Он проводил Зосю со Светланкой до яслей, а потом одну Зосю до школы — как раз на пришкольном участке собирались ученицы — и попрощался очень неохотно, точно боялся остаться один.
На стройку он пришел с тревогой и, подозрительно присматриваясь к каждому, кого встречал, неохотно поднялся к себе на леса. Время шло медленно. Казалось, оно оставляет в башке тягучий, нудный шум, и этот шум только и живет в Алексее, а остальное притаилось. Руки работают как бы сами собой. Он даже не знает, какую операцию они вот сейчас выполняют. И Алексей несколько раз ловил себя на том, что словно просыпается, и каждый раз удивлялся: каким образом ему удается все делать как следует? К нему с вопросами подходили Сурнач, Прибытков. О чем-то смешном рассказывал подручный. Но надоедливый шум заглушал все, и сквозь него настойчиво и отчетливо пробивалась лишь одна мысль: надо идти к Кухте, объясниться и покаяться.
Алексей едва выдержал до обеденного перерыва и, когда ударили в рельс, тут же скинул фартук, умылся и побежал в Главминскстрой.
Встретил он Кухту на лестнице. Застегивая пуговицы пыльника, тот сбегал по ступеням. Сзади него, прихрамывая, едва поспевал главминскстроевский фотограф с длинными, как у попа, волосами.
— Ты ко мне? — не остановился Кухта и жестом показал, чтобы Алексей шел с ним. — Поговорим по дороге.
В третьем тресте умудряются кирпич на носилках носить. Видишь, дикарство какое! Будто тачек им не хватает. Вот хочу зафотографировать и на память работничкам приложить к приказу.
— Я по личному делу, — тайком взглянул Алексей на фотографа.
— А ты думаешь, носилки не личное дело! Это, братец ты мой, косность! Самая что ни на есть личная косность управляющего и прораба… Ты, наверно, про вчерашнее пришел объясняться? Ну, давай исповедуйся.
— Я хотел, Павел Игнатович, извинения у вас просить, — выдавил из себя Алексей, немного подбодренный тем, что Кухта начал разговор с неполадок на стройках.

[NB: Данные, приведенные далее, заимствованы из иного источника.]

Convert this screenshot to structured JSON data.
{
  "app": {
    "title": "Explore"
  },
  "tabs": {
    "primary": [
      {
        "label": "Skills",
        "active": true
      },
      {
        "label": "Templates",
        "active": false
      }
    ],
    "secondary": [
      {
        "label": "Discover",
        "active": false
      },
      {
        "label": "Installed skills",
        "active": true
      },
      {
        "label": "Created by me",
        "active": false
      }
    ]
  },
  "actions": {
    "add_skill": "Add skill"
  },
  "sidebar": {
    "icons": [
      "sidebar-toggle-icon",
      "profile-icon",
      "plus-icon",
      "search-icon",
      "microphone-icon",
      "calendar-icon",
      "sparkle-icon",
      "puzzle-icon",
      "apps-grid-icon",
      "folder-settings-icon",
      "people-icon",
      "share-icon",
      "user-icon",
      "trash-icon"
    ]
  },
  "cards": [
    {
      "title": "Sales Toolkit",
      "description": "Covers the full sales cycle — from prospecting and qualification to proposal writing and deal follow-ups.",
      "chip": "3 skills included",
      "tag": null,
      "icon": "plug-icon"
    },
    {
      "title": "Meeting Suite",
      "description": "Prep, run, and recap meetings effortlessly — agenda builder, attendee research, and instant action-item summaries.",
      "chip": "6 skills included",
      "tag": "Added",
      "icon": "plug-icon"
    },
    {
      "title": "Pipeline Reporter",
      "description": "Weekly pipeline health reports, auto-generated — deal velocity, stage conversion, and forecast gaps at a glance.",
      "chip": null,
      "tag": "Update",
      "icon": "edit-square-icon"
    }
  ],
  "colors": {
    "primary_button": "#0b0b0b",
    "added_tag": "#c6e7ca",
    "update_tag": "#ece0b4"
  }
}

— У меня? — поднял одно плечо Кухта. — Это почему же у меня? Коль уж просить, то у наших строителей.
Ты же от их имени демонстрировал себя: смотрите, мол, какие мы! Что, нет?
— Я был пьян.
— Полагаешь, ты один нашелся такой гостеприимный? Нет, братец, не полагай. А что получилось? Вообразил, оказываешь всем милость — и нам и им. Возомнил и начал куражиться…
Слова Кухты стегали Алексея. Он не мог обманывать себя — в них была правда. Она доходила до Алексея, но, доходя, вызывала одно чувство — тревогу. Перед ним раскрывалась мера его вины, и он прикидывал, искал по ней меру наказания. И о наказании, надо сказать, тревожился больше, чем о вине. Ему были уже дороги внимание и уважение других, и Алексей переживал, что может потерять их. Заглядывая Кухте в лицо, он просительно дотронулся до рукава его пыльника и растерянно спросил:
— Что же мне делать, Павел Игнатович?
— Как что? — сердито вытаращил глаза Кухта. — Думать, что делаешь! И думать с высоты того этажа, на котором работаешь…
У Алексея отлегло от сердца. Значит, ни о каком наказании Кухта не думает, хотя, конечно, недоволен и сердится. Ну и пусть… Да так ли он, в самом деле, виноват? Что он особенного сделал? Зося всегда и во всем такая. У нее вечно предосторожности и страхи за его честь. Он своим трудом купил себе право делать замечания кому захочет. Еще никто не видел работы Кравца, и пусть тот не очень-то задается. Да и Кухта… Пусть любит критику. А его, Алексея, работа видна каждому, Вон она и на проспекте и на других улицах. За нега нечего краснеть! И все-таки, пытаясь окончательно выведать настроение Кухты, Алексей спросил опять:
— А как с моей просьбой, Павел Игнатович? Я ведь просил сталинградцев, чтобы разрешили дом построить у них. Там я оправдаю, будьте уверены…
Было жарко. От быстрой ходьбы грузный Кухта вспотел. Он снял кепку, вытер подкладку носовым платком, обмахнулся кепкой, как веером.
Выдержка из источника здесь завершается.